Ces économies touchent particulièrement le budget écologie, développement et mobilité durables, selon Le Monde, d'où l'on peut déjà en passant déduire que ce quinquennat n'est pas. Mais l'éducation est également concernée, avec 904 millions de crédits annulés pour la recherche et l'enseignement supérieur (2,89% du budget 2024) et 692 millions d'euros pour l'enseignement scolaire (0,83% du budget 2024).
Ce coup de rabot imposé par décret, sans aucun débat au Parlement, était prévisible. Il était même déjà inscrit dans l'avis du 22 septembre dernier du Haut conseil des finances publiques, qui estimait les prévisions de croissance sur lesquelles le gouvernement avaient bâti son projet de loi de finances pour 2024 trop optimistes, « supérieures à celles du consensus des économistes ». Mais l'avis du Haut conseil des finances publiques, le gouvernement ne s'en soucie guère.
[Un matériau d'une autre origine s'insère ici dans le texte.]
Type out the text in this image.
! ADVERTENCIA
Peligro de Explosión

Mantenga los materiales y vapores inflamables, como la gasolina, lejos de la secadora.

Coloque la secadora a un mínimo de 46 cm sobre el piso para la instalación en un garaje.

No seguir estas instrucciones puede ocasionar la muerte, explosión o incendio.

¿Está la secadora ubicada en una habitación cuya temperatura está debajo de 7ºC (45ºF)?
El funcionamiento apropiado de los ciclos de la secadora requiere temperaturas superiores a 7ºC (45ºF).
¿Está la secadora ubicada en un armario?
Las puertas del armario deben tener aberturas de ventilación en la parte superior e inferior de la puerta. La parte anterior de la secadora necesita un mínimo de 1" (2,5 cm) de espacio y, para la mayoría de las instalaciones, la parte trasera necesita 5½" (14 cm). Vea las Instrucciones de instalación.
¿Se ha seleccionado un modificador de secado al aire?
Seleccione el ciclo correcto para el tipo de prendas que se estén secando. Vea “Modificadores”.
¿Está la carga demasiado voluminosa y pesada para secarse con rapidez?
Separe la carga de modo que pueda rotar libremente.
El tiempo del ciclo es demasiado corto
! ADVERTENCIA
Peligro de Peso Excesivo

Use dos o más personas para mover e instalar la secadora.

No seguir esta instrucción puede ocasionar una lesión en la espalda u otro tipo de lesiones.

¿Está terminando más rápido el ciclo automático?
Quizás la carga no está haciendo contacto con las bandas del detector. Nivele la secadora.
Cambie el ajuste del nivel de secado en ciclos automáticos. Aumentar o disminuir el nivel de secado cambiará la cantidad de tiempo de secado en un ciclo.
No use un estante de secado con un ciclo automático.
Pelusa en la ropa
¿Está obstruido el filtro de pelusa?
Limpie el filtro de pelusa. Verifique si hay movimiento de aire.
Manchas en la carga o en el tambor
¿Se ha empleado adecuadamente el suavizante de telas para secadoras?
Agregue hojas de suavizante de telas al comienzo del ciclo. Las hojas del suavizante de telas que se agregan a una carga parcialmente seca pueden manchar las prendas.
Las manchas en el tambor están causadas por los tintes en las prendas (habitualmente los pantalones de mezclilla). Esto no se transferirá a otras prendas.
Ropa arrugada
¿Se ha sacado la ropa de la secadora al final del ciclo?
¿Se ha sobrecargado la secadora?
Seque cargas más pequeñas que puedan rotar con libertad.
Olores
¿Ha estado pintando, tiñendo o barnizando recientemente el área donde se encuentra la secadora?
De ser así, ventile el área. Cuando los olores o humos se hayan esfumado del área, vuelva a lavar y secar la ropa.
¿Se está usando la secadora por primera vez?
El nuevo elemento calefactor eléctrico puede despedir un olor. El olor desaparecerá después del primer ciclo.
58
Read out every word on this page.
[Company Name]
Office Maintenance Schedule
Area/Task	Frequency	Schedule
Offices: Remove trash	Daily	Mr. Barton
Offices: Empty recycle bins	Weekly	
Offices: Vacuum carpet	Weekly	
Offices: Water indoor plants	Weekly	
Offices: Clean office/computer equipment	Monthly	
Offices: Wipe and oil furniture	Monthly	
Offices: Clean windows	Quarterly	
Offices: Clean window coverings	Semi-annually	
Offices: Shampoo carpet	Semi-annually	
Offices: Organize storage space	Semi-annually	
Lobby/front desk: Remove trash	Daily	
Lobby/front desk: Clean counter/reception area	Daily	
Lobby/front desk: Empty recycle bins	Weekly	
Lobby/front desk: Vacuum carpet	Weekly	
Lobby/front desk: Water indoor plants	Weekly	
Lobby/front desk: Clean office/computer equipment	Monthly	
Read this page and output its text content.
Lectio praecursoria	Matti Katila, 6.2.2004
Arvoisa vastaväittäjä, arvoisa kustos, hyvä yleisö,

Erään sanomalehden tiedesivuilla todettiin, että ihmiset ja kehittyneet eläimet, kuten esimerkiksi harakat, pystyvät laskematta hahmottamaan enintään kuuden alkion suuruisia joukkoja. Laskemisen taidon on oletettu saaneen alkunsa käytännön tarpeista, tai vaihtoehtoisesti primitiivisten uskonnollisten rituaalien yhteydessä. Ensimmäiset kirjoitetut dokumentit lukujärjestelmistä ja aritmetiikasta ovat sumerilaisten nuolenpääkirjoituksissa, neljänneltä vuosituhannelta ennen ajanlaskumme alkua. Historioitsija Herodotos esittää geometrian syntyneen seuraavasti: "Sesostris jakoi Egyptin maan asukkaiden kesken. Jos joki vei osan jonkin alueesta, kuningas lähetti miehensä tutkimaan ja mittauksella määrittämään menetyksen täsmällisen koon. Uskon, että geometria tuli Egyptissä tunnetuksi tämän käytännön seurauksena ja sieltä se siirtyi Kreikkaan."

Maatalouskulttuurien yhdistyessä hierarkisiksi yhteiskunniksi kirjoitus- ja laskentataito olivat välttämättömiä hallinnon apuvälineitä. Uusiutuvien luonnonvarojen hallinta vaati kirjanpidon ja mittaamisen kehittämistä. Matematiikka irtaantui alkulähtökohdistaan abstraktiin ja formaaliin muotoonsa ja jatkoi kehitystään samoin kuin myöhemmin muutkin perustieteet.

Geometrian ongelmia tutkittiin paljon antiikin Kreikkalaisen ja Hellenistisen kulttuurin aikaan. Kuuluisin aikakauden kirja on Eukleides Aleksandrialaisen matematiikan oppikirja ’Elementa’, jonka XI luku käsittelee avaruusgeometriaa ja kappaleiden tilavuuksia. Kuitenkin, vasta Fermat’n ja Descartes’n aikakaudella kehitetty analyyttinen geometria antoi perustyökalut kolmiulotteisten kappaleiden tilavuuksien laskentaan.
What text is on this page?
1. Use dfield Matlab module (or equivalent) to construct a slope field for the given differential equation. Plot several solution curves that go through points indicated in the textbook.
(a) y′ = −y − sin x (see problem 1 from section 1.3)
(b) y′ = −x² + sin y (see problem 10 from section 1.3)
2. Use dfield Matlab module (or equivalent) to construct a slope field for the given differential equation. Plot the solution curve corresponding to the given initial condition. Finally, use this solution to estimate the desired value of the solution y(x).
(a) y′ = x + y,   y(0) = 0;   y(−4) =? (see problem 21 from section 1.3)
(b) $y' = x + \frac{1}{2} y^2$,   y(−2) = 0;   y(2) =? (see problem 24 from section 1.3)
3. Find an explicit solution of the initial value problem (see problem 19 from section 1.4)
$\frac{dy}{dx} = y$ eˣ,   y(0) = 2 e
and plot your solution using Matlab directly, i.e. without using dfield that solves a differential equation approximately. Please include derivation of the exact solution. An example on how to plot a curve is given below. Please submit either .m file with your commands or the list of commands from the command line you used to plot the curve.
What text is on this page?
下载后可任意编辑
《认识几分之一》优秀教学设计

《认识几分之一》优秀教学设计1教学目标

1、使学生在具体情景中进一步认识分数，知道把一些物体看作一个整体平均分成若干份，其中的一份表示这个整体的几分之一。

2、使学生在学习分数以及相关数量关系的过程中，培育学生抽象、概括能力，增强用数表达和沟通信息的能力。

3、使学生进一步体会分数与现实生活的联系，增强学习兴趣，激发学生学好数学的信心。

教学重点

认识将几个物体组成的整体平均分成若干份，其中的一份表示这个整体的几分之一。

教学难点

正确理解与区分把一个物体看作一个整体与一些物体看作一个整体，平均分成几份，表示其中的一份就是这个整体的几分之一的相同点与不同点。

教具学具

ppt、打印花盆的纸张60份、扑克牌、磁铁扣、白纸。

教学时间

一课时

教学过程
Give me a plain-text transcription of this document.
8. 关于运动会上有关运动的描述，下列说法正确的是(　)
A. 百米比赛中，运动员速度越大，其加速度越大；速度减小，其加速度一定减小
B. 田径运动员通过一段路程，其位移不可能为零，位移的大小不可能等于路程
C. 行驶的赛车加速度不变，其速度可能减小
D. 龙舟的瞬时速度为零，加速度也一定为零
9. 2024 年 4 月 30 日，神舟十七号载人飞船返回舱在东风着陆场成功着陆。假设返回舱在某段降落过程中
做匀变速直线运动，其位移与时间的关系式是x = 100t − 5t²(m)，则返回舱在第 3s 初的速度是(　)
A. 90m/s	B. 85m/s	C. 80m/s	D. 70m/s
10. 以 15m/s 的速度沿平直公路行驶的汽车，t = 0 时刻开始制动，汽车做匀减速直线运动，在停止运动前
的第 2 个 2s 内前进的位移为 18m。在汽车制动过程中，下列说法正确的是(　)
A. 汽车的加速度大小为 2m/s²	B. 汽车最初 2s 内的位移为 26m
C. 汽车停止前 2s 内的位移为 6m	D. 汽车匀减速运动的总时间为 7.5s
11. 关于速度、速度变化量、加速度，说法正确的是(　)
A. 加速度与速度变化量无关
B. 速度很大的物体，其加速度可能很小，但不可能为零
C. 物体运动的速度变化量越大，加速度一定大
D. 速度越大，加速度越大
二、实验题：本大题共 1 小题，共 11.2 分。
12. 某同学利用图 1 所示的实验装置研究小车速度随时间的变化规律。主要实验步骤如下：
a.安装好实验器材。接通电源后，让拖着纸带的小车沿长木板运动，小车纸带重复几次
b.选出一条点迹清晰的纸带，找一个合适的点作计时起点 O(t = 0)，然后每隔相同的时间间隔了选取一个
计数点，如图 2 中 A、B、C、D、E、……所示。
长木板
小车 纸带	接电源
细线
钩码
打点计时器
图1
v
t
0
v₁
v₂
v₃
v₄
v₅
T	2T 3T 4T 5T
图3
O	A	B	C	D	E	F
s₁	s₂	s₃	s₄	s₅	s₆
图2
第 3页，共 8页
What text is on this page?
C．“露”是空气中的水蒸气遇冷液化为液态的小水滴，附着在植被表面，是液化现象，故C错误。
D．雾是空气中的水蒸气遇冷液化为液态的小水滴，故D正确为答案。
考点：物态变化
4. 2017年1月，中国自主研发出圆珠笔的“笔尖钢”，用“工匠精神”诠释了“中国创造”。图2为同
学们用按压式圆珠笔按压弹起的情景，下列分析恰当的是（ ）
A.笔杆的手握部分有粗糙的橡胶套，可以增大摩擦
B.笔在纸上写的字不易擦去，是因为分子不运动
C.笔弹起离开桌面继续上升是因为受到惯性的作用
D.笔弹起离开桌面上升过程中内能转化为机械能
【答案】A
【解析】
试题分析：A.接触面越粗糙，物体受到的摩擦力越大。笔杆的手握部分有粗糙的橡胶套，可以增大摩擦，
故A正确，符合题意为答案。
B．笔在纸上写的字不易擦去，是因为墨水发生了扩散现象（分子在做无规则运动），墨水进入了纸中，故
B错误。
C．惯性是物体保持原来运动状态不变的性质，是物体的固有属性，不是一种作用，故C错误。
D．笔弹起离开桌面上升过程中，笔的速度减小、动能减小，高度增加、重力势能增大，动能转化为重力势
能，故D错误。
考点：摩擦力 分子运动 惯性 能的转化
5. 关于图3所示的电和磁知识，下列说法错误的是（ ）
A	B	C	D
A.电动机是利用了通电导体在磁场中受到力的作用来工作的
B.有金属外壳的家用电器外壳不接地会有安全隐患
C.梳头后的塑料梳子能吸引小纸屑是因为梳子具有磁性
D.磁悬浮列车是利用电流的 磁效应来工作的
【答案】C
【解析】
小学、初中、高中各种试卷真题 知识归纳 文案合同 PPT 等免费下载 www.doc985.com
Comme de celui des parlementaires d'ailleurs, leur évitant d'avoir à se prononcer grâce à un usage répétée de l'article 49.3 de la Constitution.
Il ne se soucie guère de cohérence non plus. Ainsi, les économies imposées au budget consacré à l'enseignement supérieur et à la recherche, qui affecteront notamment le CNRS, l’Inrae, l’Inserm ou l'Inria, adviennent moins d'un an après le rapport Gillet, qui demandait pourtant « L’établissement d’une feuille de route et d’un budget de la recherche clair au niveau de l’Etat et de ses opérateurs », et moins de trois mois après un discours du Président de la République sur « l’avenir de la recherche française ». Dans cette intervention solennelle devant 300 chercheurs sous les ors de l’Élysée, le Président de la République avait dressé un constat sans concession des difficultés rencontrées par la recherche française, déplorant notamment « un sous-investissement chronique » de la recherche, notamment publique, et promettant de « recalibrer de nouvelles ambitions côté financements publics ». On avait dû mal mesurer le sens du recalibrage...
Quant à l'enseignement scolaire, ces mesures d'économies sont annoncées trois mois après la présentation par Gabriel Attal, alors ministre de l'éducation nationale, d'un ambitieux « choc des savoirs » suite à la publication des résultats PISA peu flatteurs pour le système éducatif français, un « choc des savoirs » dont on comprend aujourd'hui qu'il ne se fera pas à budget constant, mais au contraire, avec un budget moindre. Les 692 millions qui seront supprimés du budget de l'enseignement scolaire représentent ainsi l'équivalent de près de 11 000 postes. Ça fait un « choc », effectivement...
« Mais que voulez-vous ma p'tite dame, a-t-on vraiment le choix ? », vous entend je marmonner. Bien si, justement. Dix milliards, c'est pile poil la baisse des impôts de production accordée aux entreprises à partir de 2021 dans le cadre du plan de relance (). C'est une paille – près de 7 fois moins – par rapport au montant des exonérations de cotisations sociales dont l'efficacité en terme d'emploi est pourtant discutable, et même nulle lorsqu'on s'éloigne du SMIC.
Résumons-nous : ce coup de rabot prévisible, qui vient rectifier par le fait du prince une loi de finances elle-même imposée à la hussarde, se concentre essentiellement sur les services publics et prend soin d'éviter de mettre à contribution d'autres acteurs comme les entreprises ou les plus hauts revenus.